Annotation in STSVD is automated, exploiting the rendering pipeline. For each frame $t$, two float-valued, 8-bit PNG opacity masks are provided:

• $M_{\rm diff}(t)$: per-pixel opacity for diffusion smoke
• $M_{\rm amb}(t)$: per-pixel opacity for ambient smoke

Each video is labeled at the sequence level with its dominant smoke type {\texttt{diffusion, ambient, entangled}}. These masks are temporally indexed and adhere to a strict naming convention to guarantee alignment. Since all annotations are rendered computationally, traditional metrics such as manual inter-rater agreement or human correction logs are inapplicable; pixel-wise accuracy is inherent.

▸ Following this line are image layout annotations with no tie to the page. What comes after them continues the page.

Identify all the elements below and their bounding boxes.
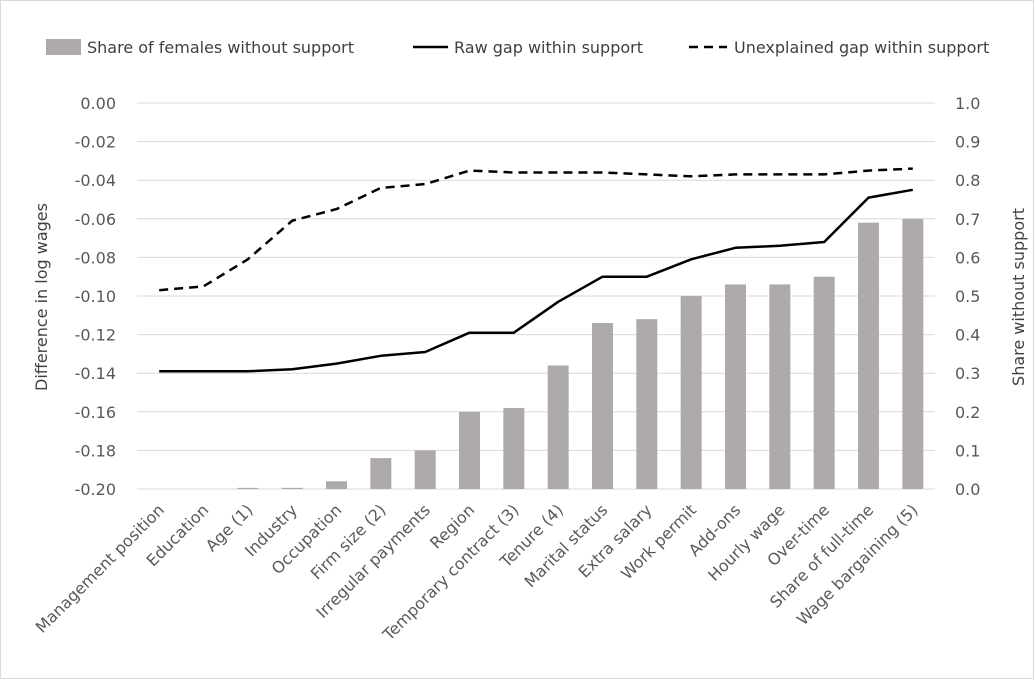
legend: Share of females without support Raw gap… xyxy=(46,38,989,57)
left-tick-label: -0.08 xyxy=(75,248,116,267)
right-tick-label: 0.2 xyxy=(955,403,980,422)
bar xyxy=(680,296,702,489)
left-tick-label: -0.12 xyxy=(75,326,116,345)
right-tick-label: 0.5 xyxy=(955,287,980,306)
left-tick-label: -0.20 xyxy=(75,480,116,499)
legend-item-bars: Share of females without support xyxy=(46,38,354,57)
right-tick-label: 1.0 xyxy=(955,94,980,113)
left-tick-label: -0.04 xyxy=(75,171,116,190)
unexplained-gap-line xyxy=(159,167,913,292)
right-tick-label: 0.9 xyxy=(955,133,980,152)
bar xyxy=(592,323,613,489)
bar xyxy=(370,458,392,489)
bar xyxy=(813,276,835,489)
bar xyxy=(547,365,569,489)
right-tick-label: 0.0 xyxy=(955,480,980,499)
right-tick-label: 0.7 xyxy=(955,210,980,229)
left-tick-label: 0.00 xyxy=(80,94,116,113)
right-tick-label: 0.8 xyxy=(955,171,980,190)
bar xyxy=(459,411,480,489)
bar xyxy=(636,319,658,489)
right-tick-label: 0.1 xyxy=(955,441,980,460)
right-tick-label: 0.4 xyxy=(955,326,980,345)
left-tick-label: -0.06 xyxy=(75,210,116,229)
right-axis-ticks: 1.0 0.9 0.8 0.7 0.6 0.5 0.4 0.3 0.2 0.1 0.0 xyxy=(955,94,980,499)
bar xyxy=(503,407,525,489)
bar xyxy=(725,284,746,489)
left-tick-label: -0.16 xyxy=(75,403,116,422)
legend-swatch-bars xyxy=(46,39,81,55)
bar xyxy=(237,487,259,489)
legend-item-raw-gap: Raw gap within support xyxy=(413,38,643,57)
bar xyxy=(902,218,924,490)
legend-label-bars: Share of females without support xyxy=(87,38,354,57)
legend-item-unexplained-gap: Unexplained gap within support xyxy=(689,38,989,57)
legend-label-raw-gap: Raw gap within support xyxy=(454,38,643,57)
right-axis-title: Share without support xyxy=(1009,208,1028,386)
left-axis-ticks: 0.00 -0.02 -0.04 -0.06 -0.08 -0.10 -0.12 -0.14 -… xyxy=(75,94,116,499)
right-tick-label: 0.3 xyxy=(955,364,980,383)
x-tick-label: Management position xyxy=(32,500,168,636)
left-tick-label: -0.10 xyxy=(75,287,116,306)
bar xyxy=(858,222,879,489)
bar xyxy=(414,450,436,489)
left-tick-label: -0.18 xyxy=(75,441,116,460)
bar xyxy=(281,487,303,489)
raw-gap-line xyxy=(159,188,914,373)
left-tick-label: -0.02 xyxy=(75,133,116,152)
bar xyxy=(326,481,347,489)
bar-series xyxy=(237,218,924,490)
left-axis-title: Difference in log wages xyxy=(32,203,51,391)
left-tick-label: -0.14 xyxy=(75,364,116,383)
gridlines xyxy=(137,102,935,490)
legend-label-unexplained-gap: Unexplained gap within support xyxy=(734,38,989,57)
line-series xyxy=(159,167,914,373)
bar xyxy=(769,284,791,489)
right-tick-label: 0.6 xyxy=(955,248,980,267)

For optional evaluation, Intersection-over-Union (IoU) may be computed per mask: $$\mathrm{IoU}(M_{\rm pred},M_{\rm gt}) = \frac{\sum_{x,y} \mathbf{1}\{M_{\rm pred}(x,y)>0.5 \wedge M_{\rm gt}(x,y)>0.5\}}{\sum_{x,y} \mathbf{1}\{M_{\rm pred}(x,y)>0.5 \vee M_{\rm gt}(x,y)>0.5\}}$$

4. Descriptive Statistics and Visualization

While aggregate mask coverage statistics are not directly tabulated, frame-wise and sequence-level coverage can be formalized: $\alpha_{\typ} = \frac{1}{T\,H\,W}\sum_{t=1}^T \sum_{i=1}^H \sum_{j=1}^W \mathbf{1}(M_{\typ}(t,i,j) > 0)$ This quantity gives the mean per-pixel smoke presence for each type, across the dataset. Event duration can be inferred by consecutive frames with nonzero mask coverage.

Exemplar frames with overlaid binary masks are presented in the main paper (Fig. 1) to differentiate between smoke types, and in Supplementary Fig. A.4, which displays multitype, anatomically diverse, and temporally consistent scenarios. Color mapping conventionally annotates red for diffusion and blue for ambient smoke.

5. Access, Distribution, and Licensing

STSVD is hosted at https://simon-leong.github.io/STSVD/. The dataset includes videos and all mask annotations. License is restricted to “Academic use only”; precise terms are detailed on the project website. There is no restriction on mask use for method development or benchmarking, except as governed by the academic license.

6. Comparative Analysis With Existing Datasets

A distinguishing feature of STSVD lies in its video-based, physics-driven design, contrasting with prior synthetic smoke datasets, which are limited to image-level, single-type, low-resolution data:

Dataset	Type	Resolution	Frames	# Smoke Types	Turbulence / Pressure
MARS-GAN	Image	256×256	18,000	1	no / no
PFAN	Image	480×480	660	1	no / no
PSv2rs	Image	256×256	54,420	1	no / no
STSVD	Video	720×1080	12,000	3	yes / yes

STSVD uniquely offers:

• Temporal continuity (100-frame video clips), enabling spatio-temporal learning.
• Clinical-scale definition (720×1080), matching endoscopic system output.
• Coverage of three distinct smoke physical regimes: diffusion, ambient, and entangled.
• Simulation based on both turbulence and cavity pressure, for greater physical realism.
• Automatic, tool-tip–localized injection sites for accurate anatomical context.

Together, these factors establish STSVD as the first resource to enable supervised and benchmarked development of smoke-type-aware video desmoking algorithms (Liang et al., 2 Dec 2025).